I suppose this blog could be part three since it seems to be a continuation of the last two blogs. Emotional healing from trauma is complicated. There are many ups and downs and curves in the road. At the beginning of the summer I believed that God was leading me to stop taking an anti depressant. I was wrong! (Or I will find out when I get to heaven why it was necessary to take a break.) I am a committed believer in Jesus who needs to take an anti depressant. This has become very clear to me over the past several weeks. The inner work I have done with counselor’s have been important and extremely helpful but it did not change the chemicals in my brain. My faith in Jesus and learning my identity in Him has been life saving and life changing but it did not change the chemicals in my brain.
Twenty Five years ago God introduced me to a community who taught me well what Romans 6, 7 & 8 mean and how it applies to my life. Understanding Galatians 2:20 was a vital part of my journey. The old Rebekah has been crucified with Jesus, buried with Jesus and raised a new creation. This was some of the best news I had ever heard and it made a huge difference in my life! However, our brains have not been redeemed so a chemical imbalance does not merely go away. That will happen when we get a new body with a new brain as we enter heaven one day.

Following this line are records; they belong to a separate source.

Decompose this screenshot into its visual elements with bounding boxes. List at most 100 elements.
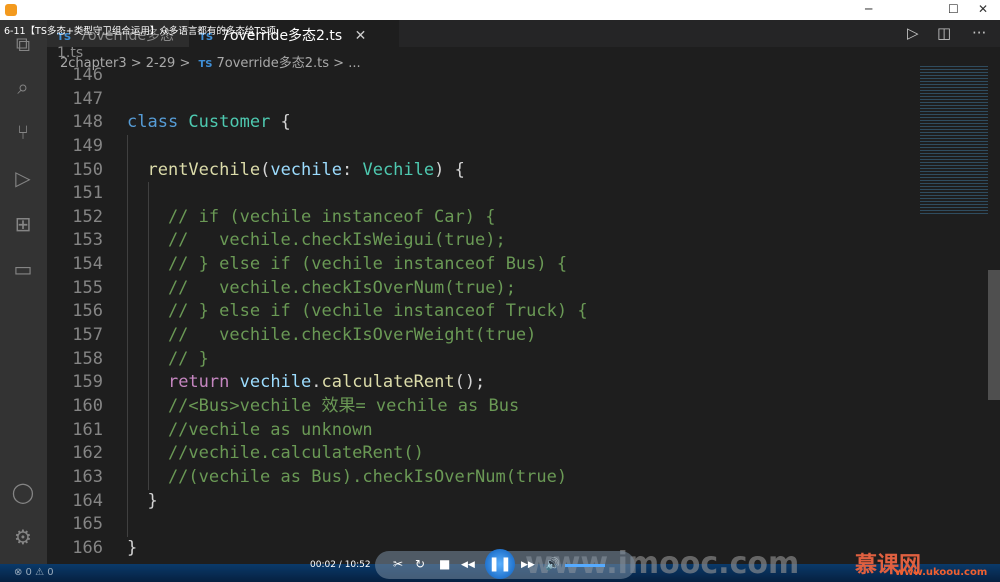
line-number: 150 [72, 159, 103, 180]
indent-guide [127, 205, 128, 230]
search-icon[interactable]: ⌕ [11, 75, 35, 99]
fast-forward-button[interactable]: ▶▶ [521, 560, 535, 570]
code-token: } [127, 537, 138, 558]
code-token: vechile [270, 159, 342, 180]
line-number: 146 [72, 65, 103, 85]
indent-guide [147, 229, 149, 254]
code-line: 160 //<Bus>vechile 效果= vechile as Bus [47, 394, 917, 419]
video-title: 6-11【TS多态+类型守卫组合运用】众多语言都有的多态给TS项 [4, 26, 276, 37]
code-token: ) { [434, 159, 465, 180]
line-number: 161 [72, 419, 103, 440]
code-line: 158 // } [47, 347, 917, 372]
problems-indicator[interactable]: ⊗ 0 ⚠ 0 [14, 567, 54, 578]
indent-guide [147, 394, 149, 419]
code-token: . [311, 372, 322, 393]
code-line: 153 // vechile.checkIsWeigui(true); [47, 229, 917, 254]
more-actions-icon[interactable]: ··· [972, 24, 986, 42]
logo-url: www.ukoou.com [895, 567, 988, 578]
code-token: Vechile [362, 159, 435, 180]
rewind-button[interactable]: ◀◀ [461, 560, 475, 570]
indent-guide [147, 347, 149, 372]
line-number: 158 [72, 348, 103, 369]
indent-guide [127, 276, 128, 301]
code-line: 157 // vechile.checkIsOverWeight(true) [47, 324, 917, 348]
minimize-button[interactable]: ─ [865, 2, 872, 16]
run-debug-icon[interactable]: ▷ [11, 166, 35, 190]
volume-slider[interactable] [565, 564, 605, 567]
repeat-button[interactable]: ↻ [415, 557, 425, 571]
stop-button[interactable]: ■ [439, 557, 450, 571]
extensions-icon[interactable]: ⊞ [11, 212, 35, 236]
close-window-button[interactable]: ✕ [978, 2, 988, 16]
code-line: 159 return vechile.calculateRent(); [47, 371, 917, 395]
line-number: 162 [72, 443, 103, 464]
line-number: 157 [72, 325, 103, 346]
indent-guide [147, 371, 149, 395]
code-line: 152 // if (vechile instanceof Car) { [47, 205, 917, 230]
line-number: 156 [72, 301, 103, 322]
code-token: ( [260, 159, 271, 180]
indent-guide [147, 465, 149, 490]
indent-guide [147, 205, 149, 230]
code-line: 165 [47, 513, 917, 537]
line-number: 154 [72, 254, 103, 275]
account-icon[interactable]: ◯ [11, 480, 35, 504]
line-number: 147 [72, 88, 103, 109]
code-line: 149 [47, 134, 917, 159]
window-titlebar: ─ ☐ ✕ [0, 0, 1000, 20]
split-editor-icon[interactable]: ◫ [937, 24, 951, 42]
code-token: //vechile as unknown [127, 419, 373, 440]
indent-guide [127, 300, 128, 325]
code-token: // vechile.checkIsOverNum(true); [127, 277, 516, 298]
code-line: 161 //vechile as unknown [47, 418, 917, 443]
indent-guide [127, 229, 128, 254]
maximize-button[interactable]: ☐ [948, 2, 959, 16]
source-control-icon[interactable]: ⑂ [11, 120, 35, 144]
code-token: // } [127, 348, 209, 369]
indent-guide [147, 418, 149, 443]
code-line: 151 [47, 182, 917, 206]
code-token: : [341, 159, 363, 180]
indent-guide [127, 489, 128, 514]
indent-guide [147, 300, 149, 325]
minimap[interactable] [920, 64, 988, 214]
code-token: //<Bus>vechile 效果= vechile as Bus [127, 395, 520, 416]
volume-icon[interactable]: 🔊 [545, 557, 560, 571]
line-number: 166 [72, 537, 103, 558]
indent-guide [127, 371, 128, 395]
app-icon [5, 4, 17, 16]
activity-bar: ⧉ ⌕ ⑂ ▷ ⊞ ▭ ◯ ⚙ [0, 20, 47, 564]
code-token: (); [454, 372, 486, 393]
code-token: return [167, 372, 240, 393]
code-token: class [127, 112, 189, 133]
indent-guide [127, 418, 128, 443]
code-token: // vechile.checkIsOverWeight(true) [127, 325, 537, 346]
line-number: 152 [72, 206, 103, 227]
code-token: } [127, 490, 158, 511]
indent-guide [127, 253, 128, 277]
line-number: 155 [72, 277, 103, 298]
run-icon[interactable]: ▷ [907, 24, 919, 42]
code-token: // if (vechile instanceof Car) { [127, 206, 496, 227]
indent-guide [127, 158, 128, 183]
close-tab-icon[interactable]: ✕ [355, 28, 367, 44]
line-number: 160 [72, 395, 103, 416]
pause-button[interactable]: ❚❚ [485, 549, 515, 579]
code-token: Customer [188, 112, 271, 133]
indent-guide [147, 276, 149, 301]
clip-button[interactable]: ✂ [393, 557, 403, 571]
code-line: 163 //(vechile as Bus).checkIsOverNum(tr… [47, 465, 917, 490]
indent-guide [127, 182, 128, 206]
code-line: 162 //vechile.calculateRent() [47, 442, 917, 466]
code-token: rentVechile [147, 159, 261, 180]
line-number: 148 [72, 112, 103, 133]
code-line: 148 class Customer { [47, 111, 917, 135]
folder-icon[interactable]: ▭ [11, 257, 35, 281]
code-line: 146 [47, 64, 917, 88]
code-token: calculateRent [321, 372, 455, 393]
gear-icon[interactable]: ⚙ [11, 525, 35, 549]
scrollbar[interactable] [988, 270, 1000, 400]
indent-guide [147, 253, 149, 277]
code-editor[interactable]: 146 147 148 class Customer {149 150 rentVech… [47, 64, 917, 560]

Chemical imbalances run in my family. I have suffered most of my life from depression. I white knuckled it through out my life until I finally tried an anti depressant ten years ago. I remember the first month being amazed at how different I felt. I told my husband that it was like night and day in my mind. I regretted not taking medication when my children were young. I believe I would have enjoyed my family and they would have enjoyed me so much more if my brain chemicals were balanced.

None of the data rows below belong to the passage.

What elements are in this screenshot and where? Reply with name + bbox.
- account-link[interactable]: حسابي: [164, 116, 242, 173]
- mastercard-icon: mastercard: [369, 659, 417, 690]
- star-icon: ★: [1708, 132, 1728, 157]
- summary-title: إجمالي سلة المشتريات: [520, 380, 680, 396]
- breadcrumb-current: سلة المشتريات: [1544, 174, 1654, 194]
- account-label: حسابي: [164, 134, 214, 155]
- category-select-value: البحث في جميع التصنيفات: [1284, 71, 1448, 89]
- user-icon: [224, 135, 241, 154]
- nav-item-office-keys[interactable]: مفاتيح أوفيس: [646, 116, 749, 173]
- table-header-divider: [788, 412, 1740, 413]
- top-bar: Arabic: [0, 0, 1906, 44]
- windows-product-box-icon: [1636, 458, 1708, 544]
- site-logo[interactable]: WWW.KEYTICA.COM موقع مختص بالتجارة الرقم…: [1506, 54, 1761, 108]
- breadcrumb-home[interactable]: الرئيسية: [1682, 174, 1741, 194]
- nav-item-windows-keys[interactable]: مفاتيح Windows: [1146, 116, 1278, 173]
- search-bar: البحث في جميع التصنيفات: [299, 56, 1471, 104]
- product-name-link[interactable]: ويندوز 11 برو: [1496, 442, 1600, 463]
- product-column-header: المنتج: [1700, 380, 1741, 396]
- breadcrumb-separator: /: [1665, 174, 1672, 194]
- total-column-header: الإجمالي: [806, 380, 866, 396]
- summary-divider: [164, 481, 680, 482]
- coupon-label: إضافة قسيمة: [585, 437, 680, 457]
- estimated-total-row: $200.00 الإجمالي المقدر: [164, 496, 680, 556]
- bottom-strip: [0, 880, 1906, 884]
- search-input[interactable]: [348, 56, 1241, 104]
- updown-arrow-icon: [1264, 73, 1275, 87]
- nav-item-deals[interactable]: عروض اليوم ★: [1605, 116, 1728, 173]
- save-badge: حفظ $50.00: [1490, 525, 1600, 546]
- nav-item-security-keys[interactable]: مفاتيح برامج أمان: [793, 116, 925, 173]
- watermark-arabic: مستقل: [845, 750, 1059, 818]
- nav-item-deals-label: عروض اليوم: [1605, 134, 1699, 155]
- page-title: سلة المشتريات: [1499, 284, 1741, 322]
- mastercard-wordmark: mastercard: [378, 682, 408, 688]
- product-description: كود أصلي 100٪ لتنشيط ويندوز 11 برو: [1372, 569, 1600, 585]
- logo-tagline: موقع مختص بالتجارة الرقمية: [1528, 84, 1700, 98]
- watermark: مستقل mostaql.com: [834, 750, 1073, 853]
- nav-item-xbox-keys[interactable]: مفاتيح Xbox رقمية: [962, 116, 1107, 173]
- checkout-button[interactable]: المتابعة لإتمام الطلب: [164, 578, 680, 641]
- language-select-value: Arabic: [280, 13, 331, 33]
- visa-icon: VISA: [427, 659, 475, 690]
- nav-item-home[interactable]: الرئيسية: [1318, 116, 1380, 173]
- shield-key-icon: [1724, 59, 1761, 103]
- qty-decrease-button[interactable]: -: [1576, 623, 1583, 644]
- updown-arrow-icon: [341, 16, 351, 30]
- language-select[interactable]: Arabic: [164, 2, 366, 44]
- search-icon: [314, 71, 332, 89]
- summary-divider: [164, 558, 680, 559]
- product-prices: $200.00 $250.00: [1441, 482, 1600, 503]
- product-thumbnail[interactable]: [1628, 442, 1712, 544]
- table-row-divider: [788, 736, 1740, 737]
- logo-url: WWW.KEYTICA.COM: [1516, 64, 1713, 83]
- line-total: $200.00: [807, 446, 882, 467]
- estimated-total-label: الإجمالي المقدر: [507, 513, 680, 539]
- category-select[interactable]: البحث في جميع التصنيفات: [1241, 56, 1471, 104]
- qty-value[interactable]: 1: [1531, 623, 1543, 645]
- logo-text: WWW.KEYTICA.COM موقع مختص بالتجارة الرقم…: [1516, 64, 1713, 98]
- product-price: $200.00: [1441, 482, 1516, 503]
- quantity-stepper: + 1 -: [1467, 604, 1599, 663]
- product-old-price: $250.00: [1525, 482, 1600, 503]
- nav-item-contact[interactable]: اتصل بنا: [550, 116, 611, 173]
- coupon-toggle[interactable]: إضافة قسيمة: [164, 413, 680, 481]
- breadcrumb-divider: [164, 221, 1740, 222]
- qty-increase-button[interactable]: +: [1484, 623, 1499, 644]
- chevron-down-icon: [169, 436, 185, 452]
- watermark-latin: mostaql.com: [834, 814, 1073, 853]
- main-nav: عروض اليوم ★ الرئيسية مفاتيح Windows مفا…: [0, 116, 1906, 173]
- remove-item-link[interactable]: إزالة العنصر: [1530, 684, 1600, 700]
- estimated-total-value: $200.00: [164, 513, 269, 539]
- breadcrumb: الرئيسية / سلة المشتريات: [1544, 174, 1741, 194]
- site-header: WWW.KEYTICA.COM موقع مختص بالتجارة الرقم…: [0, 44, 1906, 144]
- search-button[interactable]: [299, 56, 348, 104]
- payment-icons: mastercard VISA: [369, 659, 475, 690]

Over the past several years I have experienced a lot of emotional healing and I am grateful. I have experienced a deeper walk with God and with others. But again, this did not change the chemicals in my brain. Did those things improve my quality of life? Absolutely! But there were still some struggles that remained.

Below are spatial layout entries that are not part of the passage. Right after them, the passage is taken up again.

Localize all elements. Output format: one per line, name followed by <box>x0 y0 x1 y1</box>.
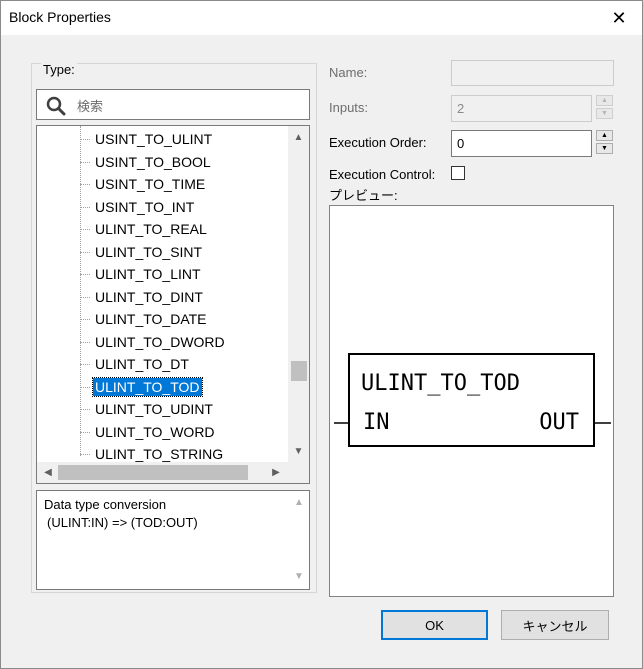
exec-order-up-icon[interactable]: ▲ <box>596 130 613 141</box>
close-icon[interactable]: ✕ <box>596 1 642 35</box>
tree-item-label: ULINT_TO_DINT <box>95 288 203 305</box>
description-scrollbar: ▲ ▼ <box>289 491 309 589</box>
tree-item[interactable]: ULINT_TO_TOD <box>37 376 285 399</box>
tree-items: USINT_TO_ULINT USINT_TO_BOOL USINT_TO_TIME… <box>37 128 285 466</box>
tree-item[interactable]: USINT_TO_BOOL <box>37 151 285 174</box>
search-input[interactable]: 検索 <box>36 89 310 120</box>
search-placeholder: 検索 <box>77 99 104 114</box>
inputs-field[interactable]: 2 <box>451 95 592 122</box>
description-line2: (ULINT:IN) => (TOD:OUT) <box>47 515 198 530</box>
execution-control-checkbox[interactable] <box>451 166 465 180</box>
tree-hscroll-thumb[interactable] <box>58 465 248 480</box>
execution-order-field[interactable]: 0 <box>451 130 592 157</box>
tree-scroll-thumb[interactable] <box>291 361 307 381</box>
tree-item-label: ULINT_TO_DWORD <box>95 333 225 350</box>
tree-item[interactable]: ULINT_TO_DWORD <box>37 331 285 354</box>
inputs-down-icon[interactable]: ▼ <box>596 108 613 119</box>
preview-label: プレビュー: <box>329 188 398 203</box>
type-group-label: Type: <box>41 62 77 77</box>
tree-item[interactable]: ULINT_TO_SINT <box>37 241 285 264</box>
desc-scroll-up-icon: ▲ <box>294 497 304 508</box>
execution-order-label: Execution Order: <box>329 135 427 150</box>
inputs-spinner[interactable]: ▲ ▼ <box>596 95 613 122</box>
block-name-text: ULINT_TO_TOD <box>361 371 520 396</box>
type-description: Data type conversion (ULINT:IN) => (TOD:… <box>36 490 310 590</box>
tree-item-label: USINT_TO_ULINT <box>95 131 213 147</box>
desc-scroll-down-icon: ▼ <box>294 571 304 582</box>
ok-button[interactable]: OK <box>381 610 488 640</box>
name-field[interactable] <box>451 60 614 86</box>
tree-item[interactable]: USINT_TO_ULINT <box>37 128 285 151</box>
tree-item-label: ULINT_TO_UDINT <box>95 401 213 417</box>
description-line1: Data type conversion <box>44 497 167 512</box>
inputs-up-icon[interactable]: ▲ <box>596 95 613 106</box>
block-properties-dialog: Block Properties ✕ Type: 検索 USINT_TO_ULI… <box>0 0 643 669</box>
tree-item[interactable]: ULINT_TO_LINT <box>37 263 285 286</box>
tree-item-label: USINT_TO_BOOL <box>95 153 211 170</box>
tree-item-label: ULINT_TO_DT <box>95 356 189 372</box>
scroll-right-icon[interactable]: ▶ <box>267 462 285 483</box>
type-tree[interactable]: USINT_TO_ULINT USINT_TO_BOOL USINT_TO_TIME… <box>36 125 310 484</box>
scroll-down-icon[interactable]: ▼ <box>288 442 309 460</box>
tree-item[interactable]: ULINT_TO_DINT <box>37 286 285 309</box>
title-bar: Block Properties ✕ <box>1 1 642 35</box>
preview-canvas: ULINT_TO_TOD IN OUT <box>334 353 611 447</box>
name-label: Name: <box>329 65 368 80</box>
cancel-button[interactable]: キャンセル <box>501 610 609 640</box>
tree-item-label: ULINT_TO_WORD <box>95 423 215 440</box>
exec-order-down-icon[interactable]: ▼ <box>596 143 613 154</box>
block-preview: ULINT_TO_TOD IN OUT <box>329 205 614 597</box>
tree-item[interactable]: ULINT_TO_REAL <box>37 218 285 241</box>
tree-item-label: ULINT_TO_STRING <box>95 446 224 462</box>
tree-item-label: ULINT_TO_LINT <box>95 266 201 282</box>
tree-item-label: USINT_TO_TIME <box>95 176 206 192</box>
tree-item[interactable]: ULINT_TO_UDINT <box>37 398 285 421</box>
tree-item[interactable]: USINT_TO_INT <box>37 196 285 219</box>
tree-item[interactable]: ULINT_TO_DATE <box>37 308 285 331</box>
tree-item-label: ULINT_TO_DATE <box>95 311 207 327</box>
inputs-label: Inputs: <box>329 100 369 115</box>
tree-item-label: ULINT_TO_REAL <box>95 221 207 237</box>
scroll-left-icon[interactable]: ◀ <box>39 462 57 483</box>
tree-item-label: ULINT_TO_SINT <box>95 243 203 260</box>
dialog-title: Block Properties <box>9 9 111 25</box>
scroll-up-icon[interactable]: ▲ <box>288 128 309 146</box>
tree-item-label: ULINT_TO_TOD <box>92 376 203 397</box>
search-icon <box>46 96 66 116</box>
block-input-text: IN <box>363 410 390 435</box>
tree-item[interactable]: ULINT_TO_WORD <box>37 421 285 444</box>
tree-item[interactable]: USINT_TO_TIME <box>37 173 285 196</box>
tree-item[interactable]: ULINT_TO_DT <box>37 353 285 376</box>
block-output-text: OUT <box>539 410 579 435</box>
tree-horizontal-scrollbar[interactable]: ◀ ▶ <box>37 462 309 483</box>
tree-vertical-scrollbar[interactable]: ▲ ▼ <box>288 126 309 462</box>
execution-control-label: Execution Control: <box>329 167 436 182</box>
tree-item-label: USINT_TO_INT <box>95 198 195 215</box>
execution-order-spinner[interactable]: ▲ ▼ <box>596 130 613 157</box>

Years ago it was quite unpopular for a christian leader to admit they struggled. But today it is a beautiful thing to see christians in leadership admit that they are human and that they are not exempt from struggles. Recently we have heard experiences of deep depression in the history of Louie Giglio, Sandy Patty and Sheila Walsh. The list could go on and on. There is no shame for believers in Jesus or anyone for that matter to need help from doctors and/or medication. We live in a fallen world! Our bodies are not wired for ongoing pain, trauma, abuse or unhealthy choices that bring exhaustion. What is really cool is to see how these great leaders are being transparent and even writing books about these dark seasons in their lives.
I love the fact that I can tell a client who is on medication that I am also on medication. There’s nothing like knowing you are understood, accepted and not judged. Scripture tells us to comfort others with the comfort we have received. God has chosen to use His word, His spirit, counseling and medication to bring comfort to this heart. And I am thankful! And my prayer is that this blog will encourage others who may be struggling with this issue.
If you are wrestling with the need to be on medication you are not alone. You are not a second class citizen. Needing an anti depressant is no different than a diabetic needing insulin. God gifted men and women with the knowledge to develop these drugs for people that need them. Some may need meds for a a few months to get through a difficult season. Other’s may need meds for a lifetime. Embrace your unique journey and know that there is no shame and no condemnation. (Romans 8:1) And God’s word is still true that I will quote here from Psalm 139. God created your inmost being; and He knit you together in your mother’s womb. Praise Him for you are fearfully and wonderfully made. His works are wonderful!